The main problem of methods such as minimax, alpha-beta search and their variants is to do with the huge state spaces of even moderately complex games and with the extremely large numbers of trajectories that the games can take in the state spaces. In general it is simply impossible to take all the alternatives into account.

n-step Look-ahead

One relatively straight-forward way to perform search in games with excessively large state spaces is to limit the number of future turns that are taken into account so that the search tree does not grow too large. The problem is, of course, that the leaves of the tree will then represent states, in which the game is not yet over, so we will not know their real value (win/loss, the player’s score etc.). We will therefore need to combine n-step look-ahead with some kind of a value function, which will enable us to evaluate the games still in progress, i.e. to estimate the chances of winning from each of the states.

n-step look-ahead.

There are several ways to get such value function:

  • A heuristic function: Designed by hand, based on already known intuitions about the game. In chess e.g. the ratio of the player’s and the opponent’s remaining figures.
  • Simulation: The value is determined using the model, but instead of complete search a less precise, but more scalable method is used.
  • Machine learning: The value function is built on experience from previous games using some reinforcement learning method. Even memoization would be a trivial example of such an approach, provided that the cache is not cleared at the end of each game. More sophisticated methods of this kind include e.g. DeepMind’s AlphaGo and AlphaZero [alphago, alphazero].

Monte Carlo Search

One of the approaches based on n-step look-ahead is Monte Carlo search (MCS). This uses simulation to evaluate non-terminal states: it runs so-called rollouts from each of them. In a rollout instead of doing search we instead keep picking random legal actions for both players until the game is over and we know the actual value of the terminal state [essentials]. Even though the actions are selected randomly, if we do a larger number of such rollouts, it will nevertheless enable us to make at least a rough estimate of what results we can expect when playing from a certain state.
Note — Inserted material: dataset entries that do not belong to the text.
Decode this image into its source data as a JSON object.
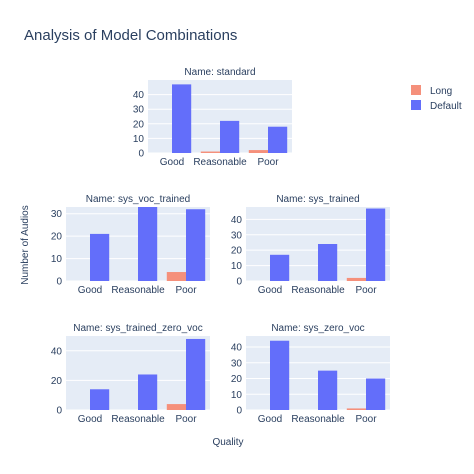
{
  "figure": {
    "title": "Analysis of Model Combinations",
    "xlabel": "Quality",
    "ylabel": "Number of Audios"
  },
  "legend": {
    "placement": "top-right",
    "items": [
      {
        "name": "Long",
        "color": "#f5907b"
      },
      {
        "name": "Default",
        "color": "#636efa"
      }
    ]
  },
  "colors": {
    "plot_bg": "#e5ecf6",
    "grid": "#ffffff",
    "text": "#2a3f5f",
    "long": "#f5907b",
    "default": "#636efa"
  },
  "chart_data": [
    {
      "type": "bar",
      "title": "Name: standard",
      "categories": [
        "Good",
        "Reasonable",
        "Poor"
      ],
      "series": [
        {
          "name": "Long",
          "values": [
            0,
            1,
            2
          ]
        },
        {
          "name": "Default",
          "values": [
            47,
            22,
            18
          ]
        }
      ],
      "ylim": [
        0,
        50
      ],
      "yticks": [
        0,
        10,
        20,
        30,
        40
      ],
      "grid": true
    },
    {
      "type": "bar",
      "title": "Name: sys_voc_trained",
      "categories": [
        "Good",
        "Reasonable",
        "Poor"
      ],
      "series": [
        {
          "name": "Long",
          "values": [
            0,
            0,
            4
          ]
        },
        {
          "name": "Default",
          "values": [
            21,
            33,
            32
          ]
        }
      ],
      "ylim": [
        0,
        33
      ],
      "yticks": [
        0,
        10,
        20,
        30
      ],
      "grid": true
    },
    {
      "type": "bar",
      "title": "Name: sys_trained",
      "categories": [
        "Good",
        "Reasonable",
        "Poor"
      ],
      "series": [
        {
          "name": "Long",
          "values": [
            0,
            0,
            2
          ]
        },
        {
          "name": "Default",
          "values": [
            17,
            24,
            47
          ]
        }
      ],
      "ylim": [
        0,
        48
      ],
      "yticks": [
        0,
        10,
        20,
        30,
        40
      ],
      "grid": true
    },
    {
      "type": "bar",
      "title": "Name: sys_trained_zero_voc",
      "categories": [
        "Good",
        "Reasonable",
        "Poor"
      ],
      "series": [
        {
          "name": "Long",
          "values": [
            0,
            0,
            4
          ]
        },
        {
          "name": "Default",
          "values": [
            14,
            24,
            48
          ]
        }
      ],
      "ylim": [
        0,
        50
      ],
      "yticks": [
        0,
        20,
        40
      ],
      "grid": true
    },
    {
      "type": "bar",
      "title": "Name: sys_zero_voc",
      "categories": [
        "Good",
        "Reasonable",
        "Poor"
      ],
      "series": [
        {
          "name": "Long",
          "values": [
            0,
            0,
            1
          ]
        },
        {
          "name": "Default",
          "values": [
            44,
            25,
            20
          ]
        }
      ],
      "ylim": [
        0,
        47
      ],
      "yticks": [
        0,
        10,
        20,
        30,
        40
      ],
      "grid": true
    }
  ]
}
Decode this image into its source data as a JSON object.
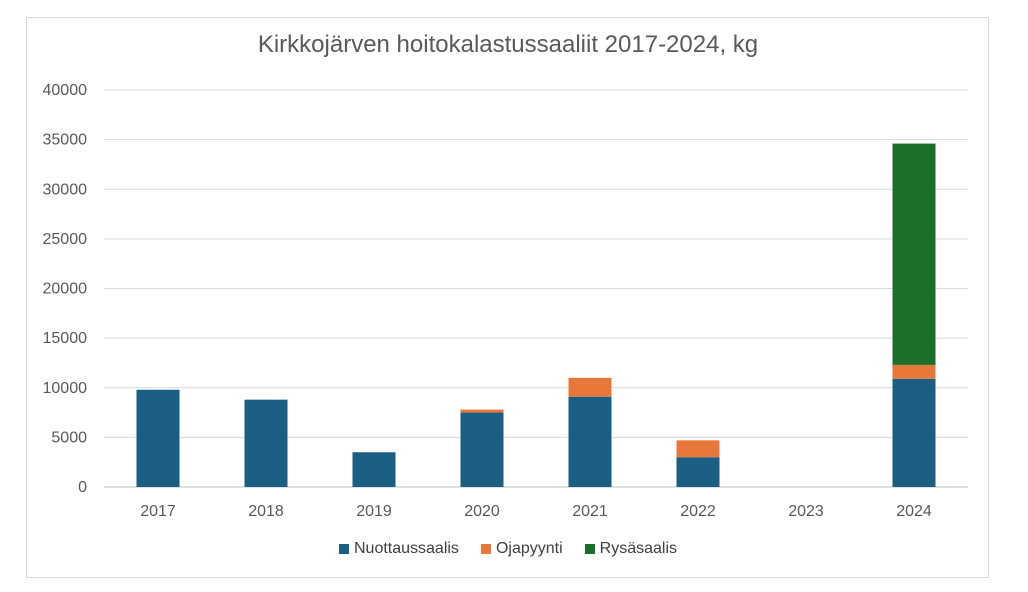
{
  "chart_data": {
    "type": "bar",
    "stacked": true,
    "title": "Kirkkojärven hoitokalastussaaliit 2017-2024, kg",
    "xlabel": "",
    "ylabel": "",
    "categories": [
      "2017",
      "2018",
      "2019",
      "2020",
      "2021",
      "2022",
      "2023",
      "2024"
    ],
    "ylim": [
      0,
      40000
    ],
    "yticks": [
      0,
      5000,
      10000,
      15000,
      20000,
      25000,
      30000,
      35000,
      40000
    ],
    "grid": true,
    "legend_position": "bottom",
    "series": [
      {
        "name": "Nuottaussaalis",
        "color": "#1a5e83",
        "values": [
          9800,
          8800,
          3500,
          7500,
          9100,
          3000,
          0,
          10900
        ]
      },
      {
        "name": "Ojapyynti",
        "color": "#e8773a",
        "values": [
          0,
          0,
          0,
          300,
          1900,
          1700,
          0,
          1400
        ]
      },
      {
        "name": "Rysäsaalis",
        "color": "#1a7028",
        "values": [
          0,
          0,
          0,
          0,
          0,
          0,
          0,
          22300
        ]
      }
    ]
  }
}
Monte Carlo search (according to [essentials], with modifications).

Literature

  1. [alphago] Silver, D., Huang, A., Maddison, C.J., Guez, A., Sifre, L., Van Den Driessche, G., Schrittwieser, J., Antonoglou, I., Panneershelvam, V., Lanctot, M. and Dieleman, S., 2016. Mastering the game of Go with deep neural networks and tree search. nature, 529(7587), pp.484-489.
  2. [alphazero] Silver, D., Hubert, T., Schrittwieser, J., Antonoglou, I., Lai, M., Guez, A., Lanctot, M., Sifre, L., Kumaran, D., Graepel, T. and Lillicrap, T., 2017. Mastering chess and shogi by self-play with a general reinforcement learning algorithm. arXiv preprint arXiv:1712.01815.
  3. [essentials] Leyton-Brown, K. and Shoham, Y., 2008. Essentials of game theory: A concise multidisciplinary introduction. Synthesis lectures on artificial intelligence and machine learning, 2(1), pp.1-88.